Study of 1,000 Kiwis backs ‘more natural’ option to induce labour

Women who need help to induce labour could be routinely offered a “more natural” option that would also allow them to go home before giving birth, new Auckland City Hospital (ACH)-led research finds.

The advantages are people get to spend some time out of the hospital – women tend to get more sleep, feel less anxious and more rested and can spend time with whānau.

Around one in four pregnant women in New Zealand, around 15,000 annually, are induced, usually via the use of prostaglandins, a synthetic form of the hormone that starts labour.

In a newly published study that involved more than 1000 women at 10 maternity hospitals, obstetrician Dr Michelle Wise (pictured) and her team looked at the use of inserted “balloon” catheters versus routine prostaglandin.

Designed to gently promote production of the body’s own prostaglandins, they sit at the top of the cervix for 18 to 24 hours, allowing the mother to go home and rest or spend time with family before the onset of labour.

“We hypothesised that offering the balloon catheter would lead to more vaginal births.”

While there’d been concerns about their potential to cause “hyperstimulation”, or too many contractions – something that could distress the baby and lead to emergency caesarean birth – their study failed to turn up a single case of that happening.

Importantly, Dr Wise said, there weren’t any observed adverse events when people were at home with the balloon catheter in place.

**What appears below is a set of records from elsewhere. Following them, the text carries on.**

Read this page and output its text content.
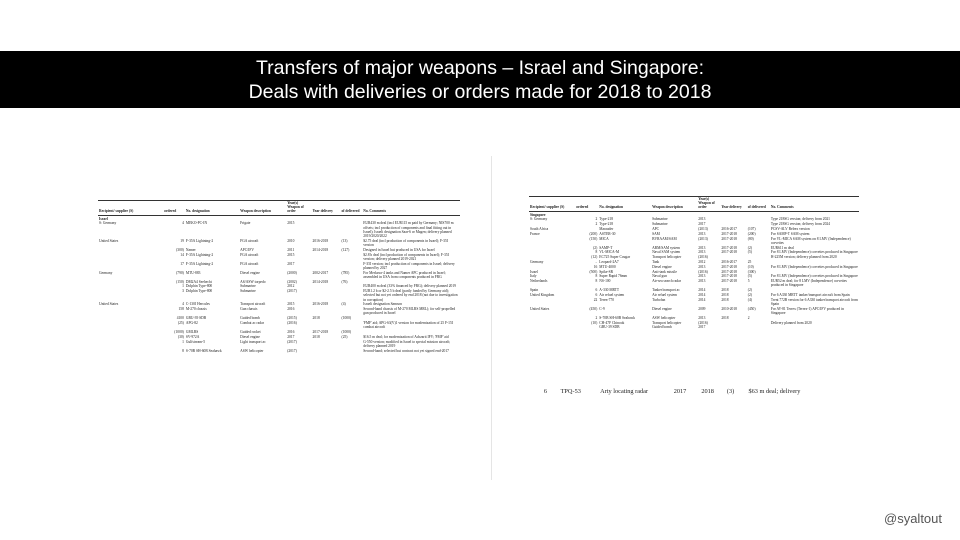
Transfers of major weapons – Israel and Singapore:
Deals with deliveries or orders made for 2018 to 2018
Recipient/ supplier (S)	ordered	No. designation	Weapon description	Year(s) Weapon of order	Year delivery	of delivered	No. Comments
Israel							
S: Germany	4	MEKO-PC-IN	Frigate	2015			EUR430 m deal (incl EUR115 m paid by Germany; NIS700 m offsets; incl production of components and final fitting out in Israel); Israeli designation Saar-6 or Magen; delivery planned 2019/2020/2022
United States	19	F-35A Lightning-2	FGA aircraft	2010	2016-2018	(13)	$2.75 deal (incl production of components in Israel); F-35I version
	(300)	Namer	APC/IFV	2011	2014-2018	(127)	Designed in Israel but produced in USA for Israel
	14	F-35A Lightning-2	FGA aircraft	2015			$2.8 b deal (incl production of components in Israel); F-35I version; delivery planned 2019-2021
	17	F-35A Lightning-2	FGA aircraft	2017			F-35I version; incl production of components in Israel; delivery planned by 2027
Germany	(790)	MTU-883	Diesel engine	(2000)	2002-2017	(785)	For Merkava-4 tanks and Namer APC produced in Israel; assembled in USA from components produced in FRG
	(150)	DM2A4 Seehecht	AS/ASW torpedo	(2002)	2014-2018	(76)	
	1	Dolphin Type-800	Submarine	2012			EUR400 m deal (33% financed by FRG); delivery planned 2019
	3	Dolphin Type-800	Submarine	(2017)			EUR1.2 b or $2-2.5 b deal (partly funded by Germany aid); selected but not yet ordered by end 2018 (not due to investigation in corruption)
United States	4	C-130J Hercules	Transport aircraft	2015	2016-2018	(4)	Israeli designation Samson
	158	M-270 chassis	Gun chassis	2016			Second-hand chassis of M-270 MLRS MRL); for self-propelled gun produced in Israel
	4100	GBU-39 SDB	Guided bomb	(2015)	2018	(1000)	
	(25)	APG-82	Combat ac radar	(2016)			'FMF' aid; APG-63(V)1 version for modernization of 25 F-15I combat aircraft
	(1000)	GMLRS	Guided rocket	2016	2017-2018	(1000)	
	(30)	SV-972A	Diesel engine	2017	2018	(25)	$16.5 m deal; for modernization of Achzarit IFV; 'FMF' aid
	1	Gulfstream-5	Light transport ac	(2017)			G-550 version; modified in Israel to special mission aircraft; delivery planned 2019
	8	S-70B SH-60B Seahawk	ASW helicopter	(2017)			Second-hand; selected but contract not yet signed end-2017
Recipient/ supplier (S)	ordered	No. designation	Weapon description	Year(s) Weapon of order	Year delivery	of delivered	No. Comments
Singapore							
S: Germany	2	Type-218	Submarine	2013			Type 218SG version; delivery from 2021
	2	Type-218	Submarine	2017			Type 218SG version; delivery from 2024
South Africa		Marauder	APC	(2013)	2016-2017	(107)	PCSV-ALV Belrex version
France	(200)	ASTER-30	SAM	2013	2017-2018	(200)	For SAMP-T SAM system
	(150)	MICA	BVRAAM/SAM	(2013)	2017-2018	(80)	For VL-MICA SAM system on 8 LMV (Independence) corvettes
	(2)	SAMP-T	ABM/SAM system	2013	2017-2018	(2)	EUR611 m deal
	8	VL-MICA-M	Naval SAM system	2013	2017-2018	(5)	For 8 LMV (Independence) corvettes produced in Singapore
	(12)	EC725 Super Cougar	Transport helicopter	(2016)			H-225M version; delivery planned from 2020
Germany	..	Leopard-2A7	Tank	2012	2016-2017	25	
	16	MTU-4000	Diesel engine	2013	2017-2018	(10)	For 8 LMV (Independence) corvettes produced in Singapore
Israel	(500)	Spike-SR	Anti-tank missile	(2016)	2017-2018	(300)	
Italy	8	Super Rapid 76mm	Naval gun	2013	2017-2018	(5)	For 8 LMV (Independence) corvettes produced in Singapore
Netherlands	8	NS-100	Air-sea search radar	2013	2017-2018	5	EUR52 m deal; for 8 LMV (Independence) corvettes produced in Singapore
Spain	6	A-330 MRTT	Tanker/transport ac	2014	2018	(2)	
United Kingdom	6	Air refuel system	Air refuel system	2014	2018	(2)	For 6 A330 MRTT tanker/transport aircraft from Spain
	22	Teren-770	Turbofan	2014	2018	(4)	Trent 772B version for 6 A330 tanker/transport aircraft from Spain
United States	(450)	C-9	Diesel engine	2009	2010-2018	(450)	For AV-81 Terrex (Terrex-1) APC/IFV produced in Singapore
	2	S-70B SH-60B Seahawk	ASW helicopter	2013	2018	2	
	(10)	CH-47F Chinook	Transport helicopter	(2016)			Delivery planned from 2020
		GBU-39 SDB	Guided bomb	2017			
6 TPQ-53	Arty locating radar	2017 2018 (3) $63 m deal; delivery
@syaltout
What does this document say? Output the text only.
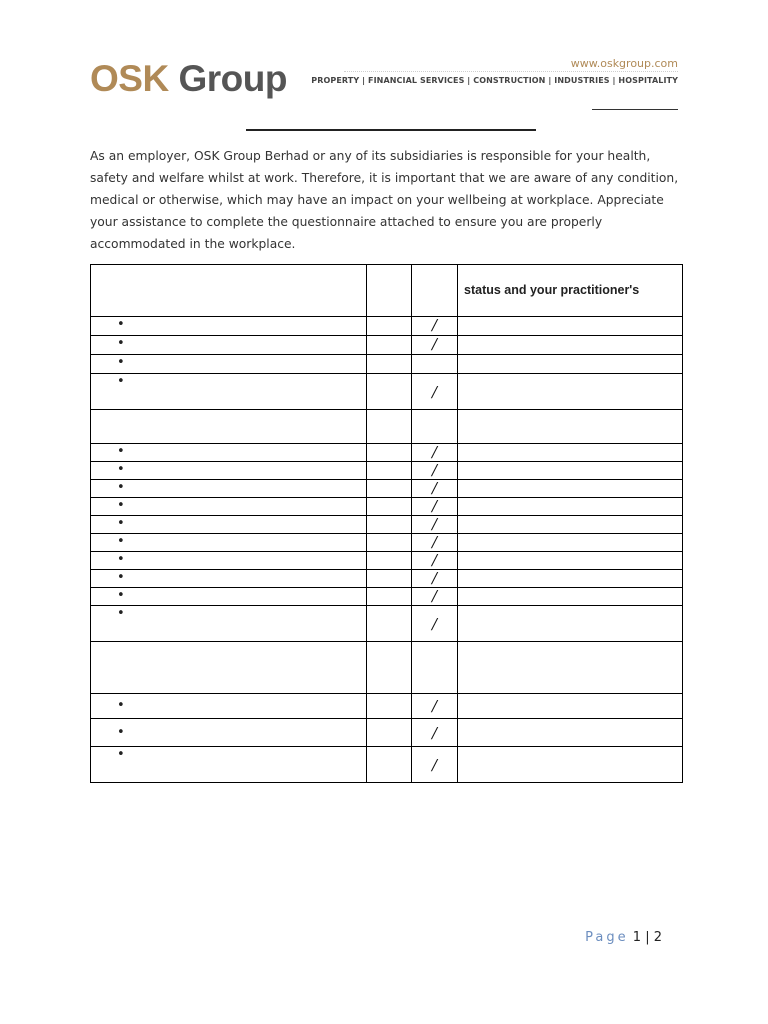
OSK Group	www.oskgroup.com
PROPERTY | FINANCIAL SERVICES | CONSTRUCTION | INDUSTRIES | HOSPITALITY
As an employer, OSK Group Berhad or any of its subsidiaries is responsible for your health, safety and welfare whilst at work. Therefore, it is important that we are aware of any condition, medical or otherwise, which may have an impact on your wellbeing at workplace. Appreciate your assistance to complete the questionnaire attached to ensure you are properly accommodated in the workplace.

			status and your practitioner's

•		/	

•		/	

•			
•		/	

•		/	

•		/	

•		/	

•		/	

•		/	

•		/	

•		/	

•		/	

•		/	

•		/	

•		/	

•		/	

•		/	

Page 1 | 2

She now believed there were enough advantages to have them routinely offered.

“The advantages are people get to spend some time out of the hospital – women tend to get more sleep, feel less anxious and more rested and can spend time with whānau,” she said.

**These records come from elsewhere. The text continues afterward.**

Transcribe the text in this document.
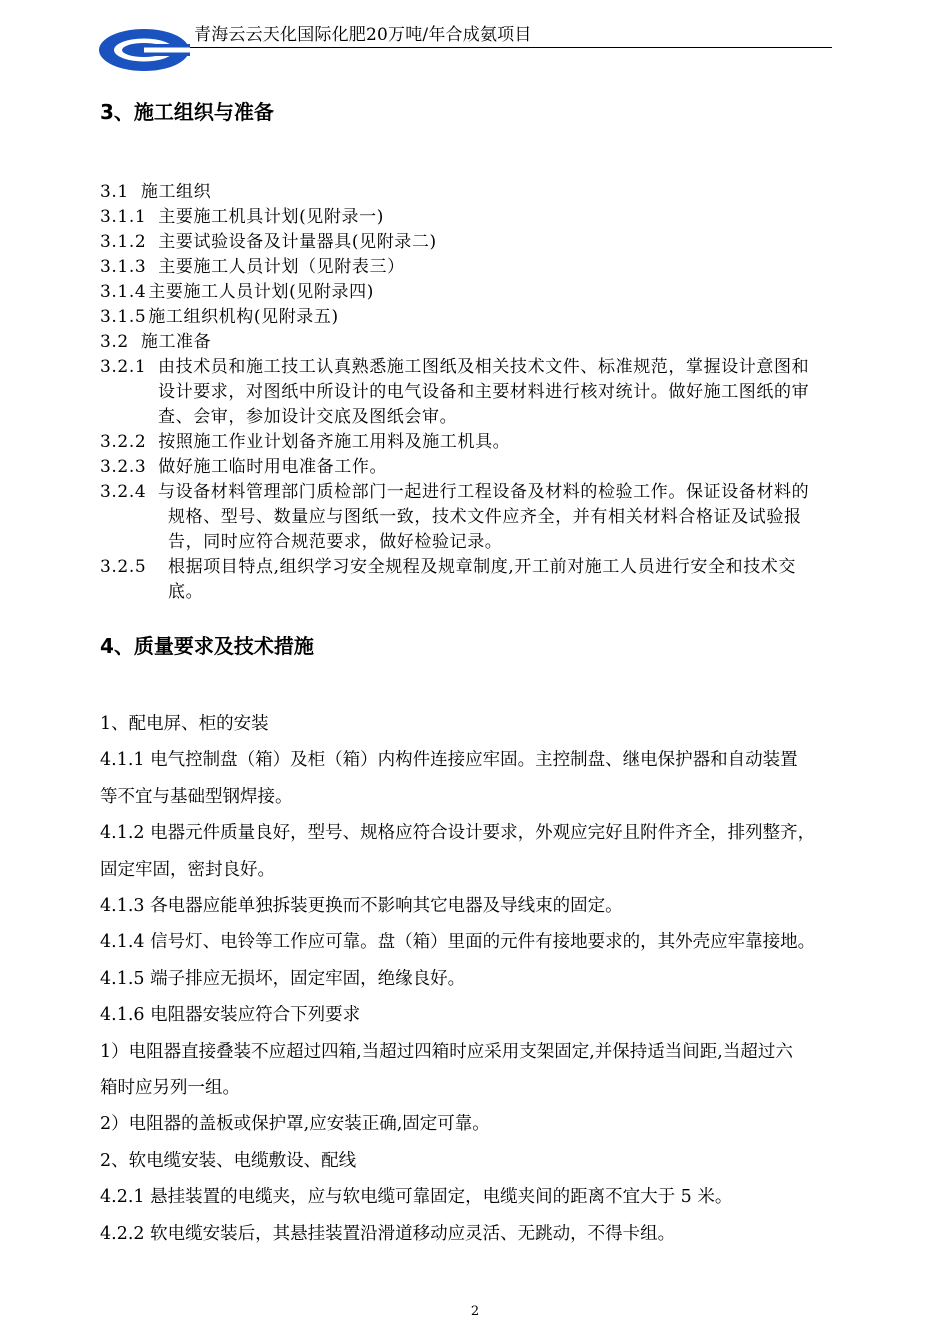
青海云云天化国际化肥20万吨/年合成氨项目
3、施工组织与准备
3.1 施工组织
3.1.1 主要施工机具计划(见附录一)
3.1.2 主要试验设备及计量器具(见附录二)
3.1.3 主要施工人员计划（见附表三）
3.1.4 主要施工人员计划(见附录四)
3.1.5 施工组织机构(见附录五)
3.2 施工准备
3.2.1 由技术员和施工技工认真熟悉施工图纸及相关技术文件、标准规范，掌握设计意图和
设计要求，对图纸中所设计的电气设备和主要材料进行核对统计。做好施工图纸的审
查、会审，参加设计交底及图纸会审。
3.2.2 按照施工作业计划备齐施工用料及施工机具。
3.2.3 做好施工临时用电准备工作。
3.2.4 与设备材料管理部门质检部门一起进行工程设备及材料的检验工作。保证设备材料的
规格、型号、数量应与图纸一致，技术文件应齐全，并有相关材料合格证及试验报
告，同时应符合规范要求，做好检验记录。
3.2.5	根据项目特点,组织学习安全规程及规章制度,开工前对施工人员进行安全和技术交
底。
4、质量要求及技术措施

1、配电屏、柜的安装

4.1.1 电气控制盘（箱）及柜（箱）内构件连接应牢固。主控制盘、继电保护器和自动装置

等不宜与基础型钢焊接。

4.1.2 电器元件质量良好，型号、规格应符合设计要求，外观应完好且附件齐全，排列整齐，

固定牢固，密封良好。

4.1.3 各电器应能单独拆装更换而不影响其它电器及导线束的固定。

4.1.4 信号灯、电铃等工作应可靠。盘（箱）里面的元件有接地要求的，其外壳应牢靠接地。

4.1.5 端子排应无损坏，固定牢固，绝缘良好。

4.1.6 电阻器安装应符合下列要求

1）电阻器直接叠装不应超过四箱,当超过四箱时应采用支架固定,并保持适当间距,当超过六

箱时应另列一组。

2）电阻器的盖板或保护罩,应安装正确,固定可靠。

2、软电缆安装、电缆敷设、配线

4.2.1 悬挂装置的电缆夹，应与软电缆可靠固定，电缆夹间的距离不宜大于 5 米。

4.2.2 软电缆安装后，其悬挂装置沿滑道移动应灵活、无跳动，不得卡组。

2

“That’s all good for wellbeing during your induction. It’s a more natural way of starting an induction, so you’re avoiding the synthetic prostaglandin hormones.

“I would recommend that the maternity hospitals modify their processes and protocols to offer women the opportunity to use a balloon catheter for their induction and to enable them to go home for part of their induction, if it’s safe to do so.

“Then there is the time saved in the hospital, and that is good for the hospital and means the midwives can then attend to more acute emergencies and assessments, offering care for women who really need that care.”